Sune Blindkilde Thorsen is NordicGameBits' CEO and co-founder.
350,000 people gathered in the crowded halls in Cologne, Germany for the fifth edition of the Gamescom conference.
But does it make sense for small developers to attend a consumer-oriented trade fair like Gamescom?
Most attendees at Gamescom are players who are eager to play the latest games to come out of the likes of Blizzard, Nintendo, and other huge publishers.
These giants have Gamescom marketing budgets larger than the entire game production budget of most indie developers, and the fight for attention is thus a very tough battle for most young studios.
But there is a different side to Gamescom too, and it's called the Business Area. The area is closed for attendees with ordinary entertainment area tickets, and it is the place where developers, investors, publishers, and journalists meet up to discuss possible future collaborations.
Swedish developer Image & Form Games and Danish company Reignbros both had a booth in the Gamescom business area this year, and they share their best and worst experiences at Gamescom and a few tips for developers considering going to Gamescom next year.
Martin Peterson is a Game Designer at Reignbros, who attended Gamescom for the first time. The studio had a booth in the Nordic Game Pavilion, which was located in the business area.
If you're showing a game at Gamescom it must have an official USK age rating.Martin Peterson
"It's too expensive and there's too much competition for attention for a small developer like us... Also, the event itself feels a little shabby - overpriced and not as well organized as other conventions and expos we've attended," Martin Peterson starts out, as he explains why the studio most likely won't acquire a booth for Gamescom 2016.
Reignbros attended this year's Gamescom in hopes of getting in touch with relevant games media that could cover the launch of the studio's first game, Stikbold!.
Something that clearly didn't go as well as expected.
With that said, however, before moving on to his three best advice for developers considering going to next year's Gamescom, Peterson clarified that instead of having a booth at Gamescom, it might be wiser for indie studios to attend Gamescom with a regular trade visitor pass.
It's more affordable, and you can still get face-time with potential business partners.
Reignbros' three tips for attending Gamescom:
- 1. This is perhaps mostly relevant to indie studios and startups, but everything is ludicrously overpriced, so consider bringing food/drinks to the fair.
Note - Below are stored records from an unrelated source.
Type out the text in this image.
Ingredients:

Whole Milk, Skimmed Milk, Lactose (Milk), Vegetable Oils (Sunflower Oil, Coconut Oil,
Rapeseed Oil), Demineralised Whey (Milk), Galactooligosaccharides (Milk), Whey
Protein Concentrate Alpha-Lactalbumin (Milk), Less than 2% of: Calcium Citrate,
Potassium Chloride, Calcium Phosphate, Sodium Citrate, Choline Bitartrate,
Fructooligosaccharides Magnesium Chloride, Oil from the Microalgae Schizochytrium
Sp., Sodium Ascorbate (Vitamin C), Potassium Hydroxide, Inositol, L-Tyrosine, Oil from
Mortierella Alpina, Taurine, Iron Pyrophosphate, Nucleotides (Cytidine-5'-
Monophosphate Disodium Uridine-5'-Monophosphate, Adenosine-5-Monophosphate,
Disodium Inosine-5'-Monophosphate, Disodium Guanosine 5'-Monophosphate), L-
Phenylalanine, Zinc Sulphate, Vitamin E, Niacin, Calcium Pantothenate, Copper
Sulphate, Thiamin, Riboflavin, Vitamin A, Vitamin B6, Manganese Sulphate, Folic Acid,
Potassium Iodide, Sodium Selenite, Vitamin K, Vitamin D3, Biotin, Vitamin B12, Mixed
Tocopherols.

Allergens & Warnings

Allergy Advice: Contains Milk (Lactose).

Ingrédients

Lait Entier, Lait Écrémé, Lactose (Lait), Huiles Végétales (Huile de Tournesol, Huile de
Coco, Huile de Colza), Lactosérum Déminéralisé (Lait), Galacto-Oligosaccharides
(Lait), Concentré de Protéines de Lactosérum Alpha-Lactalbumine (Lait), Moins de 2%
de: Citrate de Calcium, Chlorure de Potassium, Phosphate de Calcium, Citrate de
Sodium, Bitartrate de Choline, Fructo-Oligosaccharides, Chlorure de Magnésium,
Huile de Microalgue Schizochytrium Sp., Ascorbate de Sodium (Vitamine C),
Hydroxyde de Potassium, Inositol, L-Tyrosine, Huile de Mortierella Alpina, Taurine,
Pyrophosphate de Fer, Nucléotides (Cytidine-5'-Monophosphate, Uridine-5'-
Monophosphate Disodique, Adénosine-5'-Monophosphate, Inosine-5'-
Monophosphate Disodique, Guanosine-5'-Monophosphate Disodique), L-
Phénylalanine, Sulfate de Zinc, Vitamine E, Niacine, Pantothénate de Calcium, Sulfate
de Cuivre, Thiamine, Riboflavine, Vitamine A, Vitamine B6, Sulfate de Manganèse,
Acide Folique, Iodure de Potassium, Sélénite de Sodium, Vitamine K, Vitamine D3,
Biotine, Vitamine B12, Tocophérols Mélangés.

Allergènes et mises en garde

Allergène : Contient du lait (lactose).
We payed 7,5€ for 2 bottles of water at the fair.
- 2. Prepare in good time! Gamescom goes on right after the vacation period, so the companies you're contacting could be operating at reduced capacity if you're too late.
- 3. If you're showing a game at Gamescom it must have an official USK age rating. There's some expedition time getting one of these, and the price is 600 to 1200€… Also, if your game is still under development the rating will become invalid after the show.
Brjann Sigurgeirsson is the CEO of Swedish dev Image & Form, who have attended all but one of the Gamescom trade fairs, but for the first time decided to have their own booth.
Playing by the rules
And for them, Gamescom didn't start out exactly as hoped for either. Sigurgeirsson explains:
"The idea was to showcase our game primarily to media, and so we decided to exhibit in the Nordic Game booth in the business area. The media worked out well, but with short notice the booth layout was changed to avoid the general risk of showing explicit material to children. I thought it was actually a load of BS, since the business area is intended for trade visitors, but the organizers decided that booth screens could not be directed outwards.
Nordic Game complied with this - we're very good at following rules in Scandinavia - and changed the booth layout, which very much impaired our visibility. It was therefore all the more frustrating as a maker of fairly non-violent games to see all these kinds of content exhibited blatantly by other exhibitors in the business area. You'd hope the same rules apply to everybody. ;)"
But the SteamWorld IP developer is still at high hopes, and they even plan on having their own booth at the entertainment floor next year, Sigurgeirsson reveals.
"[Being at Gamescom], You will notice that there is a fabulous amount of games being made, and that there is an audience for most of them. It expands your horizons, and you realize that there are almost endless possibilities", he adds.
Image & Form's three tips for Gamescom:
- 1. Good, springy, comfortable shoes.
- 2. Business cards (loads of them) and easy-to-show demos.
- 3. Sleep like your life depended on it. Both in advance and while there. There's very much partying and free booze to be had, but when in doubt: always go for the pillow.
In conclusion, Gamescom is huge, and it holds many opportunities for getting in touch with potential business partners, not to mention the games media, of which there were approximately 6,000 at this year's Gamescom. But it's not all just a walk in the park, and you have to shout loudly to get recognized.